Es war einmal ein kleines Licht, das in der Stille der Nacht geboren wurde. Sein Leuchten war zart wie ein Flüstern, kaum wahrnehmbar – und doch echt. Es hatte den großen Traum, die Dunkelheit mit Wärme zu erfüllen.
Doch bald schon hörte es Stimmen um sich herum: „Du musst heller sein, sonst wirst du nicht gesehen.“ „Du darfst nicht so leuchten, du blendest andere.“ „Du bist zu klein, um etwas zu verändern.“
Verunsichert begann das Licht, sich zu verstecken. Es glomm nur noch schwach, fast unsichtbar, und glaubte, dass es erst etwas Besonderes werden müsse, um jemals eine Bedeutung zu haben.

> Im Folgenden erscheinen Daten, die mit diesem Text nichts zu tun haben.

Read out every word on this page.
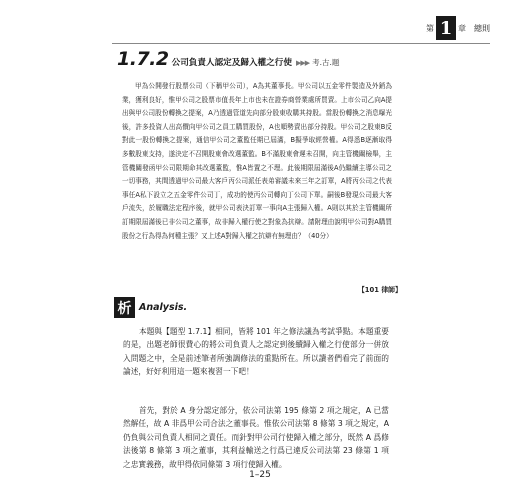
第 1 章 總則
1.7.2 公司負責人認定及歸入權之行使 ▶▶▶ 考.古.題

甲為公開發行股票公司（下稱甲公司），A為其董事長。甲公司以五金零件製造及外銷為業，獲利良好，惟甲公司之股票市值長年上市也未在證券商營業處所買賣。上市公司乙向A提出與甲公司股份轉換之提案，A乃透過管道先向部分股東收購其持股。當股份轉換之消息曝光後，許多投資人出高價向甲公司之員工購買股份，A也順勢賣出部分持股。甲公司之股東B反對此一股份轉換之提案，通信甲公司之董監任期已屆滿，B擬爭取經營權。A得悉B逐漸取得多數股東支持，遂決定不召開股東會改選董監。B不滿股東會遲未召開，向主管機關檢舉，主管機關發函甲公司限期命其改選董監，惟A皆置之不理。此後期限屆滿後A仍繼續主導公司之一切事務，其間透過甲公司最大客戶丙公司派任表弟審議未來三年之訂單，A將丙公司之代表事任A私下設立之五金零件公司丁，成功的使丙公司轉向丁公司下單。嗣後B發現公司最大客戶流失，於履職法定程序後，就甲公司表決訂單一事向A主張歸入權。A則以其於主管機關所訂期限屆滿後已非公司之董事，故非歸入權行使之對象為抗辯。請附理由說明甲公司對A購買股份之行為得為何種主張？又上述A對歸入權之抗辯有無理由？（40分）

【101 律師】
析 Analysis.

本題與【題型 1.7.1】相同，皆將 101 年之修法議為考試爭點。本題重要的是，出題老師很費心的將公司負責人之認定到後續歸入權之行使部分一併放入問題之中，全是前述筆者所強調修法的重點所在。所以讀者們看完了前面的論述，好好利用這一題來複習一下吧！

首先，對於 A 身分認定部分，依公司法第 195 條第 2 項之規定，A 已當然解任，故 A 非爲甲公司合法之董事長。惟依公司法第 8 條第 3 項之規定，A 仍負與公司負責人相同之責任。而針對甲公司行使歸入權之部分，既然 A 爲修法後第 8 條第 3 項之董事，其利益輸送之行爲已違反公司法第 23 條第 1 項之忠實義務，故甲得依同條第 3 項行使歸入權。

1–25
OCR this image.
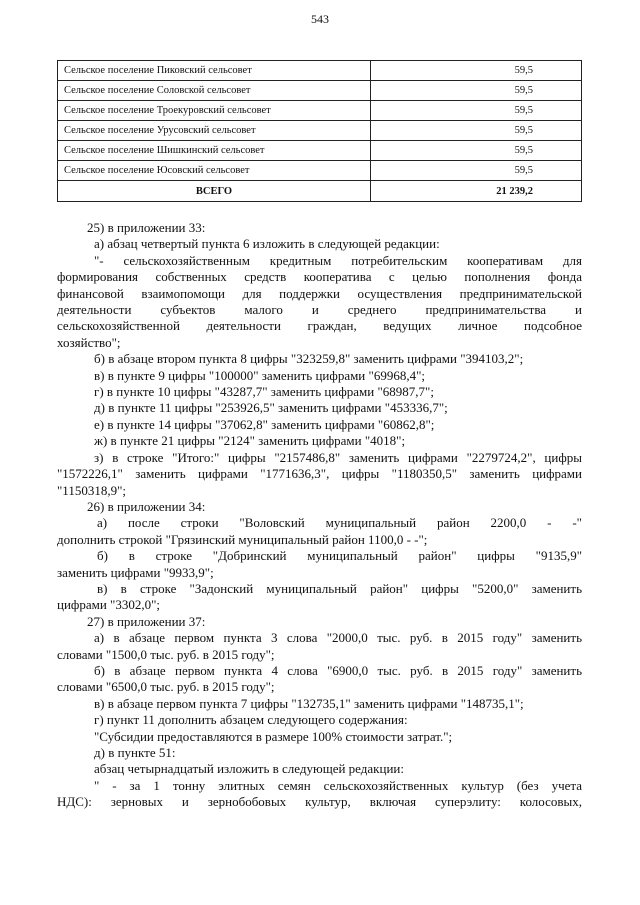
543
Сельское поселение Пиковский сельсовет	59,5
Сельское поселение Соловской сельсовет	59,5
Сельское поселение Троекуровский сельсовет	59,5
Сельское поселение Урусовский сельсовет	59,5
Сельское поселение Шишкинский сельсовет	59,5
Сельское поселение Юсовский сельсовет	59,5
ВСЕГО	21 239,2

25) в приложении 33:

а) абзац четвертый пункта 6 изложить в следующей редакции:

"- сельскохозяйственным кредитным потребительским кооперативам для

формирования собственных средств кооператива с целью пополнения фонда

финансовой взаимопомощи для поддержки осуществления предпринимательской

деятельности субъектов малого и среднего предпринимательства и

сельскохозяйственной деятельности граждан, ведущих личное подсобное

хозяйство";

б) в абзаце втором пункта 8 цифры "323259,8" заменить цифрами "394103,2";

в) в пункте 9 цифры "100000" заменить цифрами "69968,4";

г) в пункте 10 цифры "43287,7" заменить цифрами "68987,7";

д) в пункте 11 цифры "253926,5" заменить цифрами "453336,7";

е) в пункте 14 цифры "37062,8" заменить цифрами "60862,8";

ж) в пункте 21 цифры "2124" заменить цифрами "4018";

з) в строке "Итого:" цифры "2157486,8" заменить цифрами "2279724,2", цифры

"1572226,1" заменить цифрами "1771636,3", цифры "1180350,5" заменить цифрами

"1150318,9";

26) в приложении 34:

а) после строки "Воловский муниципальный район 2200,0 - -"

дополнить строкой "Грязинский муниципальный район 1100,0 - -";

б) в строке "Добринский муниципальный район" цифры "9135,9"

заменить цифрами "9933,9";

в) в строке "Задонский муниципальный район" цифры "5200,0" заменить

цифрами "3302,0";

27) в приложении 37:

а) в абзаце первом пункта 3 слова "2000,0 тыс. руб. в 2015 году" заменить

словами "1500,0 тыс. руб. в 2015 году";

б) в абзаце первом пункта 4 слова "6900,0 тыс. руб. в 2015 году" заменить

словами "6500,0 тыс. руб. в 2015 году";

в) в абзаце первом пункта 7 цифры "132735,1" заменить цифрами "148735,1";

г) пункт 11 дополнить абзацем следующего содержания:

"Субсидии предоставляются в размере 100% стоимости затрат.";

д) в пункте 51:

абзац четырнадцатый изложить в следующей редакции:

" - за 1 тонну элитных семян сельскохозяйственных культур (без учета

НДС): зерновых и зернобобовых культур, включая суперэлиту: колосовых,
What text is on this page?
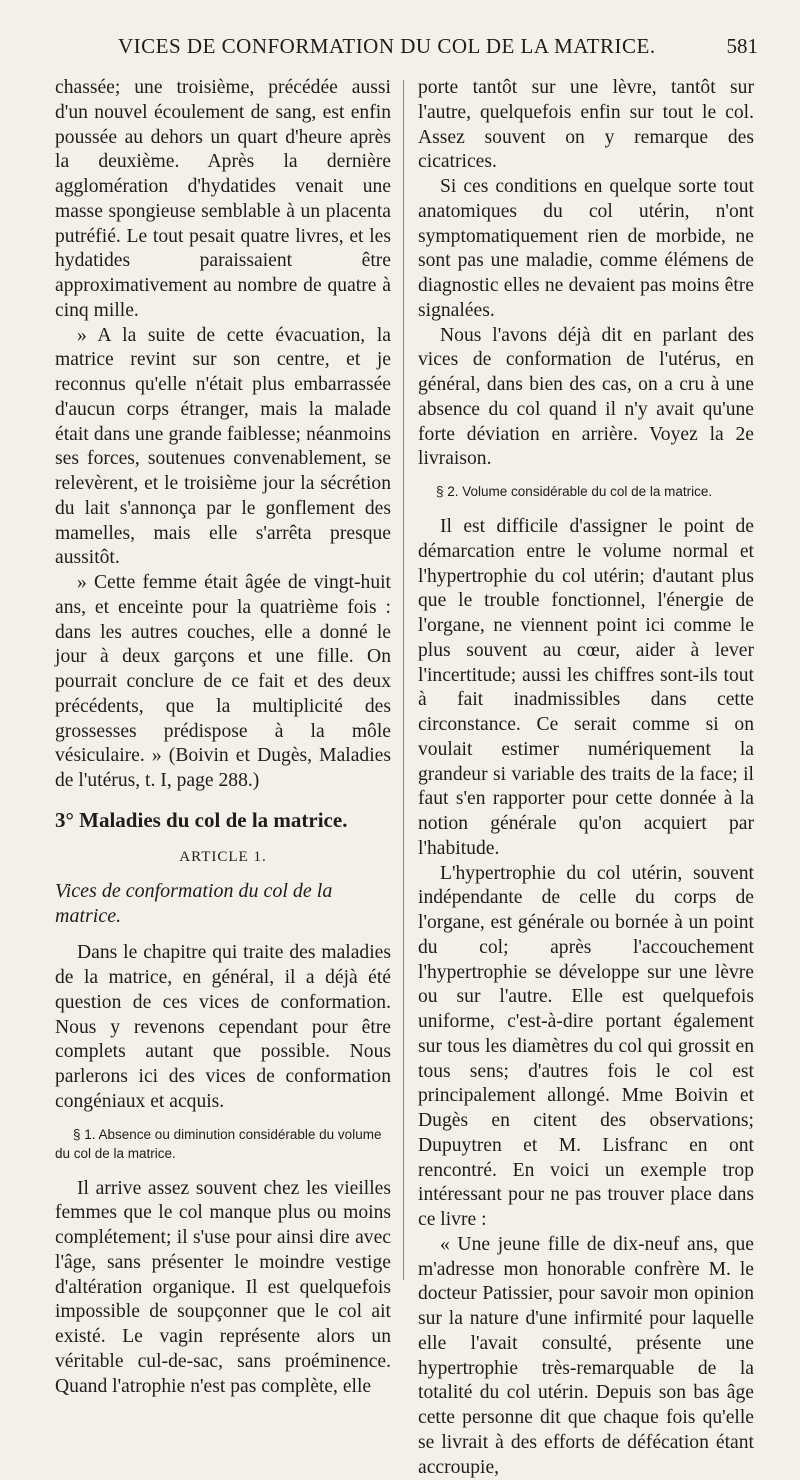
VICES DE CONFORMATION DU COL DE LA MATRICE.	581

chassée; une troisième, précédée aussi d'un nouvel écoulement de sang, est enfin poussée au dehors un quart d'heure après la deuxième. Après la dernière agglomération d'hydatides venait une masse spongieuse semblable à un placenta putréfié. Le tout pesait quatre livres, et les hydatides paraissaient être approximativement au nombre de quatre à cinq mille.

» A la suite de cette évacuation, la matrice revint sur son centre, et je reconnus qu'elle n'était plus embarrassée d'aucun corps étranger, mais la malade était dans une grande faiblesse; néanmoins ses forces, soutenues convenablement, se relevèrent, et le troisième jour la sécrétion du lait s'annonça par le gonflement des mamelles, mais elle s'arrêta presque aussitôt.

» Cette femme était âgée de vingt-huit ans, et enceinte pour la quatrième fois : dans les autres couches, elle a donné le jour à deux garçons et une fille. On pourrait conclure de ce fait et des deux précédents, que la multiplicité des grossesses prédispose à la môle vésiculaire. » (Boivin et Dugès, Maladies de l'utérus, t. I, page 288.)

3° Maladies du col de la matrice.
ARTICLE 1.
Vices de conformation du col de la matrice.

Dans le chapitre qui traite des maladies de la matrice, en général, il a déjà été question de ces vices de conformation. Nous y revenons cependant pour être complets autant que possible. Nous parlerons ici des vices de conformation congéniaux et acquis.

§ 1. Absence ou diminution considérable du volume du col de la matrice.

Il arrive assez souvent chez les vieilles femmes que le col manque plus ou moins complétement; il s'use pour ainsi dire avec l'âge, sans présenter le moindre vestige d'altération organique. Il est quelquefois impossible de soupçonner que le col ait existé. Le vagin représente alors un véritable cul-de-sac, sans proéminence. Quand l'atrophie n'est pas complète, elle

porte tantôt sur une lèvre, tantôt sur l'autre, quelquefois enfin sur tout le col. Assez souvent on y remarque des cicatrices.

Si ces conditions en quelque sorte tout anatomiques du col utérin, n'ont symptomatiquement rien de morbide, ne sont pas une maladie, comme élémens de diagnostic elles ne devaient pas moins être signalées.

Nous l'avons déjà dit en parlant des vices de conformation de l'utérus, en général, dans bien des cas, on a cru à une absence du col quand il n'y avait qu'une forte déviation en arrière. Voyez la 2e livraison.

§ 2. Volume considérable du col de la matrice.

Il est difficile d'assigner le point de démarcation entre le volume normal et l'hypertrophie du col utérin; d'autant plus que le trouble fonctionnel, l'énergie de l'organe, ne viennent point ici comme le plus souvent au cœur, aider à lever l'incertitude; aussi les chiffres sont-ils tout à fait inadmissibles dans cette circonstance. Ce serait comme si on voulait estimer numériquement la grandeur si variable des traits de la face; il faut s'en rapporter pour cette donnée à la notion générale qu'on acquiert par l'habitude.

L'hypertrophie du col utérin, souvent indépendante de celle du corps de l'organe, est générale ou bornée à un point du col; après l'accouchement l'hypertrophie se développe sur une lèvre ou sur l'autre. Elle est quelquefois uniforme, c'est-à-dire portant également sur tous les diamètres du col qui grossit en tous sens; d'autres fois le col est principalement allongé. Mme Boivin et Dugès en citent des observations; Dupuytren et M. Lisfranc en ont rencontré. En voici un exemple trop intéressant pour ne pas trouver place dans ce livre :

« Une jeune fille de dix-neuf ans, que m'adresse mon honorable confrère M. le docteur Patissier, pour savoir mon opinion sur la nature d'une infirmité pour laquelle elle l'avait consulté, présente une hypertrophie très-remarquable de la totalité du col utérin. Depuis son bas âge cette personne dit que chaque fois qu'elle se livrait à des efforts de défécation étant accroupie,
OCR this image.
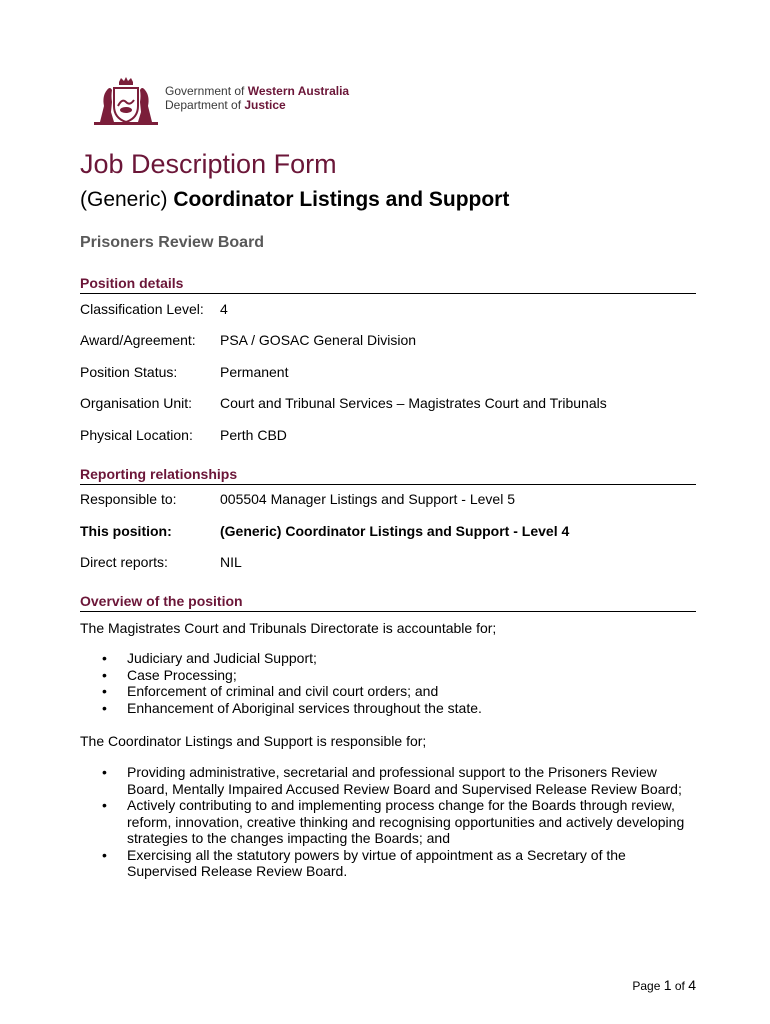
Government of Western Australia
Department of Justice
Job Description Form
(Generic) Coordinator Listings and Support
Prisoners Review Board
Position details
Classification Level: 4
Award/Agreement: PSA / GOSAC General Division
Position Status:	Permanent
Organisation Unit: Court and Tribunal Services – Magistrates Court and Tribunals
Physical Location: Perth CBD
Reporting relationships
Responsible to:	005504 Manager Listings and Support - Level 5
This position:	(Generic) Coordinator Listings and Support - Level 4
Direct reports:	NIL
Overview of the position
The Magistrates Court and Tribunals Directorate is accountable for;
• Judiciary and Judicial Support;
• Case Processing;
• Enforcement of criminal and civil court orders; and
• Enhancement of Aboriginal services throughout the state.
The Coordinator Listings and Support is responsible for;
• Providing administrative, secretarial and professional support to the Prisoners Review Board, Mentally Impaired Accused Review Board and Supervised Release Review Board;
• Actively contributing to and implementing process change for the Boards through review, reform, innovation, creative thinking and recognising opportunities and actively developing strategies to the changes impacting the Boards; and
• Exercising all the statutory powers by virtue of appointment as a Secretary of the Supervised Release Review Board.
Page 1 of 4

Eines Abends kam der Wind durch die Nacht gefegt. Er spürte das traurige Funkeln und fragte: „Warum verhüllst du dein Strahlen? Ich sehe doch, dass du brennen willst.“
Das Licht seufzte: „Man sagt mir, ich sei zu klein. Dass mein Leuchten nichts verändert.“
Der Wind lachte sanft: „Ach, kleines Licht. Hast du vergessen, dass die Dunkelheit niemals fragt, wie groß du bist? Sie wartet nicht auf das Perfekte, sie wartet auf das Echte. Ein Funken genügt, um einen Weg sichtbar zu machen.“
Da wurde das kleine Licht ganz still. Es spürte tief in sich hinein und plötzlich erinnerte es sich daran, warum es auf die Erde gekommen war: Nicht, um die größte Flamme zu sein, sondern um in seiner eigenen Wahrheit zu leuchten. Und so begann es wieder zu strahlen. Nicht größer, nicht kleiner, einfach es selbst.
Menschen, die in der Nähe waren, bemerkten das Licht. Ein Kind lächelte, weil es sich nicht mehr fürchtete. Eine Frau atmete auf, weil sie den Weg nach Hause fand. Ein alter Mann hielt seine Hände ins warme Leuchten und flüsterte: „Danke.“
Da verstand das kleine Licht: Es musste niemandem etwas beweisen. Sein Geschenk lag im Dasein selbst. Und so leuchtete es weiter – still, wahrhaftig, unaufhaltsam.